Angela Greene says she was fired for upholding the law. The former Portsmouth Police Chief was placed on administrative leave after her department announced felony charges against leader Senator Louise Lucas (D-Portsmouth) and others alleged to have been involved in damaging the city’s Confederate monument in June. The charges were dropped on November 16, the same day Greene was fired.
In an interview with The Virginia Star, Greene and her attorney Thomas Plofchan told her story.
“As far as my employment with the City of Portsmouth before the monument, it’s always been exemplary. I’ve never had any issues, any concerns, any questions about my leadership, so there’s never been an issue there up until the monument incident,” Greene said.
Greene started her career as a patrol officer in Richmond in 2001; she was eventually promoted to captain. In 2016, the City of Portsmouth hired her as Assistant Chief of Police. Then, in 2019, she was promoted to Chief when Tonya Chapman was ousted.
“There were individuals, political leaders, city officials and other public officials out on June 10 concerning our Confederate monument that we have in the City of Portsmouth that decided to deface and destroy the monument,” Greene said.
After The Protest
“After I exhausted all options of having outside agencies investigate this matter,” Greene said, “it was incumbent on me to allow my team of detectives and supervisors to investigate the matter to find what if any charges could be brought against these individuals that conspired to destroy the monument.”
Greene said her team found probable cause for charges against those involved in the protest. They presented the case to a local magistrate. “The magistrate reviewed the probable cause and agreed that it was sufficient to issue felony arrest warrants for those individuals,” Greene said.
Plofchan said other coverage suggested it was unusual to not go through Commonwealth’s Attorney Stephanie Morales (D) for the felony charges; however both Plofchan and Greene emphasized that having the magistrate issue the charges was normal for a property crime.
Morales was listed as a witness by the police department, which would have prevented Morales from involvement as prosecutor in the case. In October, a judge denied the subpoena against Morales and ordered the department to share case documents with the prosecutor.

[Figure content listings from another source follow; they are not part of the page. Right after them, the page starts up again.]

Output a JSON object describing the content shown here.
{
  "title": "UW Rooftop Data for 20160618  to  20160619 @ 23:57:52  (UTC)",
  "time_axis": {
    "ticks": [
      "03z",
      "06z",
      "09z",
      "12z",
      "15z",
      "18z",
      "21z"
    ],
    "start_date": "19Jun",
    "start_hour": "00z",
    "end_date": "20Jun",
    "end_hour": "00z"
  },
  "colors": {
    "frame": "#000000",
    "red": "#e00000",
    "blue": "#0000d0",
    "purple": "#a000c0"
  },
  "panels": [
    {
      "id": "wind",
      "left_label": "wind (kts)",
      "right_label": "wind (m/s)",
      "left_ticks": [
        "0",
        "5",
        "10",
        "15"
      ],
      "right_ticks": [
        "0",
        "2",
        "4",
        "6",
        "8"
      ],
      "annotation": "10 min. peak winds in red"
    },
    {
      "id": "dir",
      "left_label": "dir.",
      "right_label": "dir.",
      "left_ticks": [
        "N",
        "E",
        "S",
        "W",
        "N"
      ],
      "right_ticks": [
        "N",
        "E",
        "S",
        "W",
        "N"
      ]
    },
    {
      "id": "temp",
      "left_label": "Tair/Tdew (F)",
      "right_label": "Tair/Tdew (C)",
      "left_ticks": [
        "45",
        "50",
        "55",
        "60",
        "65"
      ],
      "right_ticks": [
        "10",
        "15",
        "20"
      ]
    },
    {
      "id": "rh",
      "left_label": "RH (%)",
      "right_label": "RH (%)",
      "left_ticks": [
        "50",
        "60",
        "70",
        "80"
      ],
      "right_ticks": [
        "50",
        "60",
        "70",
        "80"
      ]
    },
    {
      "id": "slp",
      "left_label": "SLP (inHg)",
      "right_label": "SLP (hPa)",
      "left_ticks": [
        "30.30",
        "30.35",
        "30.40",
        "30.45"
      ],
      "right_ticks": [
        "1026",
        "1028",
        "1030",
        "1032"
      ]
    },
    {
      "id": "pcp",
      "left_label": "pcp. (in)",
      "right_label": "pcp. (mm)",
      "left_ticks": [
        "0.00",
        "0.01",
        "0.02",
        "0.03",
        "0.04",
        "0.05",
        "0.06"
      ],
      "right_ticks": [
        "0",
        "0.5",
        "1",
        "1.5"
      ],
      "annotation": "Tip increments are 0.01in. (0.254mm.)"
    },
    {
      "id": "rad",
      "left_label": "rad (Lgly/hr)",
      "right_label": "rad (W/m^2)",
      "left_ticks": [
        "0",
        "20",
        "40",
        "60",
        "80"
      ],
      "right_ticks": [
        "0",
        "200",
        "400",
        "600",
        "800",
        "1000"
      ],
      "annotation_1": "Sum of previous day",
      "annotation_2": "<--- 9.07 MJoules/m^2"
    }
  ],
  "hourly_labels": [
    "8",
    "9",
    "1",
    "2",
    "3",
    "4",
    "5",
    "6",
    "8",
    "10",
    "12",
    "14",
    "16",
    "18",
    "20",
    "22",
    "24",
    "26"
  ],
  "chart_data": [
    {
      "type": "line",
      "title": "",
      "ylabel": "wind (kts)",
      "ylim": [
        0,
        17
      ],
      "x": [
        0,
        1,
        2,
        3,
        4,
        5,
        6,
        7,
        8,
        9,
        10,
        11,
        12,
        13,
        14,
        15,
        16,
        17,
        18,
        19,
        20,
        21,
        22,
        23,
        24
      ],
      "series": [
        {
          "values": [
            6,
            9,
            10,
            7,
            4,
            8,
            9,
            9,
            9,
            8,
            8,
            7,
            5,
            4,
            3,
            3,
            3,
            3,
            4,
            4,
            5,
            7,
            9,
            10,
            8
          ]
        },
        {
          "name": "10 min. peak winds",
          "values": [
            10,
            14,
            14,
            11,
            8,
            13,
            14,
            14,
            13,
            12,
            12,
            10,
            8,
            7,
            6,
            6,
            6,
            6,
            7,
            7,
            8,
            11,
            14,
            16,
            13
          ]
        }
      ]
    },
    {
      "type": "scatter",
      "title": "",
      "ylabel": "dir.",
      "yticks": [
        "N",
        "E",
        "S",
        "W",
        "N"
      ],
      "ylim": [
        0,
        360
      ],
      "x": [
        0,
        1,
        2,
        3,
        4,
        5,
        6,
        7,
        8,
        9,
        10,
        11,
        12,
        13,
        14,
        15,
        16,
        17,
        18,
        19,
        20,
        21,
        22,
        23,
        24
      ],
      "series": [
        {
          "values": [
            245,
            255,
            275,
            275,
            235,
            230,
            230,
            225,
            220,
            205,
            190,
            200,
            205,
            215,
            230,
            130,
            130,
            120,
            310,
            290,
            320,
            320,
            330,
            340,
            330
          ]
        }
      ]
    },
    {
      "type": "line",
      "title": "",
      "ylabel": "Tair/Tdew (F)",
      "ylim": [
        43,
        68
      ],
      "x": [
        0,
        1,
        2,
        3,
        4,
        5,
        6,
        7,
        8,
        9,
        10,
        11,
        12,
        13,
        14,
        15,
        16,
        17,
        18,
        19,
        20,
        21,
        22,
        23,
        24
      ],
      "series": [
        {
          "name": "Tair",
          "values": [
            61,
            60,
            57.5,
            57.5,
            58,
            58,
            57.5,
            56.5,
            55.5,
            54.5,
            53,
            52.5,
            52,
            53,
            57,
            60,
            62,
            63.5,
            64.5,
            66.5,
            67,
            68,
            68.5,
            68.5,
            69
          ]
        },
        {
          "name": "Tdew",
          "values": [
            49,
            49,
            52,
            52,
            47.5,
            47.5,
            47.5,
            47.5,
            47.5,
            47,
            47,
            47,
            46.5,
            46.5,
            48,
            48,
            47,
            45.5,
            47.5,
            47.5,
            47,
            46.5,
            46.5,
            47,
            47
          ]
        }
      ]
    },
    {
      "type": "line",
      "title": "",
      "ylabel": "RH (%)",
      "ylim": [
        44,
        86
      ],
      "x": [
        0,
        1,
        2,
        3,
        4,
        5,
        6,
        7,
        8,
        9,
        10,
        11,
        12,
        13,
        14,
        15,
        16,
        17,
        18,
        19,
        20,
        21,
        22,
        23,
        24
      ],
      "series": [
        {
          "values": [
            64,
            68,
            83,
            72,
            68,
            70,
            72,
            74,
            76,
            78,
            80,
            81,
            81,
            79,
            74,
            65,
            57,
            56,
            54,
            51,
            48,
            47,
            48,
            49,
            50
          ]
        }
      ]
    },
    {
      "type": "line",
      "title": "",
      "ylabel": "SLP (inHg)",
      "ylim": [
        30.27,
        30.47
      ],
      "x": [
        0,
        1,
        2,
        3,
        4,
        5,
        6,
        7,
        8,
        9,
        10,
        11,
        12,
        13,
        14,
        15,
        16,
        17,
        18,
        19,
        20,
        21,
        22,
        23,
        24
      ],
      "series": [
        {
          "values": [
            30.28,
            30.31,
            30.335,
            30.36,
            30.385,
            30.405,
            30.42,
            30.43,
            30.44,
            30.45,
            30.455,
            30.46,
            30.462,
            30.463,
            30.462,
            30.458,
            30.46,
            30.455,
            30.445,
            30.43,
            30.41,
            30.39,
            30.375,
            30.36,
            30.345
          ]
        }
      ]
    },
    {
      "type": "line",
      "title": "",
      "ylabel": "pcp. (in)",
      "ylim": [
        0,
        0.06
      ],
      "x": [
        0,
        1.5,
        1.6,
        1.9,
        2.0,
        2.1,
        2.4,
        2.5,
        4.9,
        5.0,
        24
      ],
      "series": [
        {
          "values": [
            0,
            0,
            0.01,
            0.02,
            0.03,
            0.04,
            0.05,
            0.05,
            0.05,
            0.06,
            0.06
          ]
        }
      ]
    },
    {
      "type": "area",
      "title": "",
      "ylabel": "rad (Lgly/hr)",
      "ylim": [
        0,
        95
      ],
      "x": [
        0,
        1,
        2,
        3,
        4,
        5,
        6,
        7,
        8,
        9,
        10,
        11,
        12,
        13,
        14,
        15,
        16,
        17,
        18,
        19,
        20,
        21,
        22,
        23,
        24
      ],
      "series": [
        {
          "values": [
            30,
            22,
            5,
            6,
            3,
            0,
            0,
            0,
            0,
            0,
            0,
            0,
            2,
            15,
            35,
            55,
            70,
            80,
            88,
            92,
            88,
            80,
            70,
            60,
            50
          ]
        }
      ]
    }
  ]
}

Charges Dropped, Greene Terminated
In September, Greene was placed on administrative leave without explanation at the same time as the arraignment for those charged in the protest. Then, on November 16, Greene was fired. That same day, a court dismissed the charges against Lucas and the others, in response to a Motion to Dismiss filed by Morales’ office.
Greene noted the links between the court case and the days she was placed on leave and then terminated. “I believe that I’m being wrongfully terminated, because I upheld the law, because I performed my sworn duty as the chief of police, and because I believe no one is above the law.”
Plofchan repeatedly emphasized that the key to Greene’s position as Police Chief was her political neutrality.
“One of the things that’s very important about Chief Greene and her position as a police officer is, nobody knows her political persuasion or her political beliefs,” Plofchan said. “As a neutral officer who has sworn to uphold the Constitution, her personal beliefs have no play.”
“I’m a Black female Chief of Police in a position which is race neutral,” Greene said. “Yet I was retaliated against because I refused to treat criminal behavior differently because of the alleged offenders race, creed, gender, or political affiliation.”
As the case moved through the court, Virginia Democrats lionized Lucas, who is Black. Local leaders called for Greene’s termination. Meanwhile, the Portsmouth Tea Party called for Greene to be reinstated, and Republicans statewide have taken the opportunity to criticize Lucas for her involvement in alleged crimes at the June protest. Greene said Portsmouth police officers also support her.
“I’m receiving overwhelming support from one side of the community, but ironically, it’s divided on racial lines,” Greene said, “although I was being colorblind and race-neutral, while enforcing the law, which is the whole premise of racial equality.”
Plofchan noted that some Black community members did support Greene. “But the leaders of those who purport to represent the African-American community, and we don’t know how legitimate that leadership is, that leadership has certainly been hostile to you,” he said.
Greene’s still keeping her opinions about politics and policy under wraps, but she hopes she can use her case to influence Portsmouth for the better. She’s working with Plofchan to pursue a legal claim against the city of Portsmouth for defamation and wrongful discharge.
“[It’s] not just about clearing my name per se, but it’s also about bringing to light a lot of the issues and problems we’ve been seeing around the nation with the political interference during this civil unrest in how law enforcement has been hampered in doing their duties,” Greene said.
“I’m hoping that if we do pursue legal action that it will be for the betterment of the City of Portsmouth’s citizens and police officers as well as law enforcement and communities nationwide,” Greene said. “We cannot allow political leaders and city officials to interfere in law enforcement duties for their own political agenda and self interest.”